Earlier in May, New York notified other states of the apparent COVID-related illness in children. New York public health officials said they were investigating more than 80 reported cases where children—predominantly school-aged—were experiencing symptoms similar to an atypical Kawasaki disease or a toxic shock-like syndrome possibly due to COVID-19. As of May 12, three young people had died, and two additional deaths were under investigation.

In addition, more than 50 cases were reported in European countries and the United Kingdom.

Boston Children’s Hospital recently convened a Zoom conference for clinicians to compare notes on what is being called “Pediatric Multi-System Inflammatory Syndrome Potentially Associated with COVID-19.” On May 2, the International PICU-COVID-19 panelists reported that some children presented with some or all features seen in Kawasaki disease, which can result in enlargement or aneurysms of the coronary arteries. Symptoms included fever, rash, conjunctivitis; red, swollen hands; and red, cracked lips. In addition, some children had clinical and laboratory signs of cytokine storm syndrome, an exaggerated systemic immune response that has caused organ damage in adults with COVID-19.

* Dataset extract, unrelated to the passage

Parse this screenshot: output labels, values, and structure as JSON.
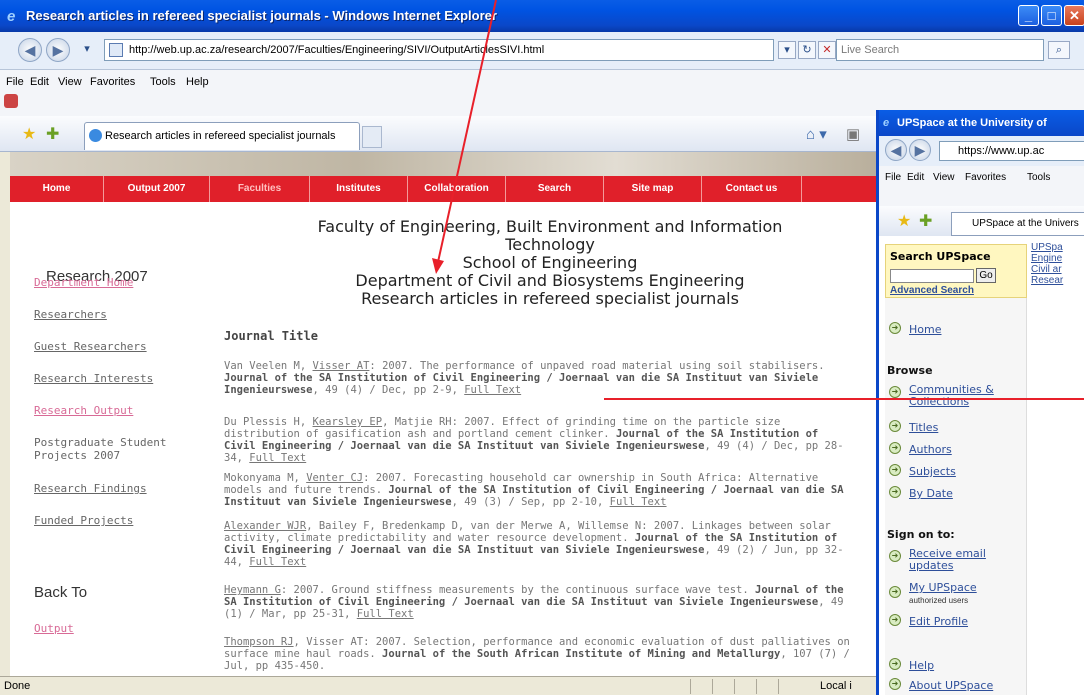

Many of the children also had coagulopathies, cardiac dysfunction, diarrhea, abdominal distension, and other GI symptoms—with some children having positive stool tests for SARS-CoV-2—or acute kidney injury. Respiratory symptoms were not always a prominent feature, according to the report.

“We could be dealing with several phenotypes on a spectrum,” explained Boston Children’s Hospital rheumatologist Mary Beth Son, MD, who was one of the conference panelists. “In some cases, children present with shock and some have features of Kawasaki disease, whereas others may present with signs of cytokine storm. In some geographic areas, there has been an uptick in Kawasaki disease cases in children who don’t have shock.”

Cases in the U.S. so far have been mainly in East Coast cities, with some in the Midwest and South. According to conference attendees, most children affected have done well so far, with treatments including anticoagulation, IV immunoglobulin, IL-1 or IL-6 blockade, and corticosteroids, as well as supportive care.